Rezensionsnotiz zu Die Zeit, 02.10.2002

Nur ein gutes Jahrzehnt liegt der Zusammenbruch des Kommunismus in Europa zurück, doch schon scheint im kollektiven Gedächtnis der Europäer die Erinnerung an die Untaten und zvilisatorischen Verwüstungen, die der kommunistische Totalitarismus angerichtet hat, zu verblassen. So referiert Rezensent Richard Herzinger Barbara Spinellis Bestandsaufnahme in Sachen Erinnerung. Herzinger hebt hervor, dass die Journalistin die Verdrängung der Erinnerung an den Kommunismus nicht aus "antikommunistischer Rechthaberei" beklagt. Auch geht es ihr nicht wie manch rechtem Geschichtsumdeuter darum, kommunistische gegen nationalsozialistische Verbrechen aufzurechnen, hält der Rezensent fest.

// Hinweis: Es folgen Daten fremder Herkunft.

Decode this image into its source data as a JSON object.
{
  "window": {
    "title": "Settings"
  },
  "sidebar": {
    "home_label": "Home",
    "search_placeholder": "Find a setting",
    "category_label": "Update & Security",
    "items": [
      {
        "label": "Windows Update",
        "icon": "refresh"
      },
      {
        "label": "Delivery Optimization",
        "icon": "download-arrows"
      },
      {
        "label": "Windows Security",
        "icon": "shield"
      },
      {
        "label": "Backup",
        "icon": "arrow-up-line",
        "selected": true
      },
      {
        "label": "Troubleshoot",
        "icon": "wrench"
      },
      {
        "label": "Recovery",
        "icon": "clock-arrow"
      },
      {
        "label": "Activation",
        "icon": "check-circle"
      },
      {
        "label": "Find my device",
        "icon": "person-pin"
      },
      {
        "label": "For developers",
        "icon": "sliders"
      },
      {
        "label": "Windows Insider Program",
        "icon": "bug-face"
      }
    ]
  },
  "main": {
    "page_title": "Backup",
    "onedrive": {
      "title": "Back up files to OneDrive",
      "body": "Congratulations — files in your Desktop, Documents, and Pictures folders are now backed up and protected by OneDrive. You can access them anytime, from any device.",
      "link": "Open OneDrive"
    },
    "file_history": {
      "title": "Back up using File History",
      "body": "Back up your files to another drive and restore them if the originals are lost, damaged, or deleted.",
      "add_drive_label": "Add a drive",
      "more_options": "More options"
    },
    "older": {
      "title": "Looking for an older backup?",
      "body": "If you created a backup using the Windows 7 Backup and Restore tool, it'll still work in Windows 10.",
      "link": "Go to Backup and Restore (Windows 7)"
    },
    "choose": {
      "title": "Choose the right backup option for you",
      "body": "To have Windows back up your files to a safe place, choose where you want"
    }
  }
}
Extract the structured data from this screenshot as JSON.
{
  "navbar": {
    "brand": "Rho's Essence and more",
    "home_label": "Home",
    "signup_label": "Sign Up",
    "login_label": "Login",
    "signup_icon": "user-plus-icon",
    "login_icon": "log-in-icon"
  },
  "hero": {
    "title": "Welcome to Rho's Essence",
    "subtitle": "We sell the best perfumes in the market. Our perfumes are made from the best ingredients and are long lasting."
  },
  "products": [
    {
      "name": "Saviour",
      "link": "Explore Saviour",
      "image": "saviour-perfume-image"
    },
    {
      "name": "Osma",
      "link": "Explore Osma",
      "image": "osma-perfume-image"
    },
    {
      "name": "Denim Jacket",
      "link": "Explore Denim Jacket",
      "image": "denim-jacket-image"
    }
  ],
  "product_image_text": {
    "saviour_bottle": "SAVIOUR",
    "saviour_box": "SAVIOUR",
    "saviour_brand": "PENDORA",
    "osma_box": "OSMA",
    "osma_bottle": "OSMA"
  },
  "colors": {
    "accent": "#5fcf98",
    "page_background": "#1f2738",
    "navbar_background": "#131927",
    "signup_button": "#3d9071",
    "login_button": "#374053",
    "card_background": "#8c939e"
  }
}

Im Gegenteil: Spinelli befürchte, dass die Verdrängung des kommunistischen Erbes die Bereitschaft zur fortgesetzten Erinnerungsarbeit an der totalitären Vergangenheit insgesamt schwäche. Die Fortsetzung der Erinnerungsarbeit ist nach Spinelli aber notwendig, nicht um im Rückblick Schuldfragen zu diskutieren, sondern, so Herzinger, "um die drohende Wiederkehr dieser Schrecken in neuen Verkleidungen rechtzeitig erkennen und bekämpfen zu können". Damit hat sie den Rezensenten überzeugt. Ihr Buch belege eindrucksvoll: "Wer seine dunkle Vergangenheit zu vergessen sucht, hat die Zukunft schon verloren."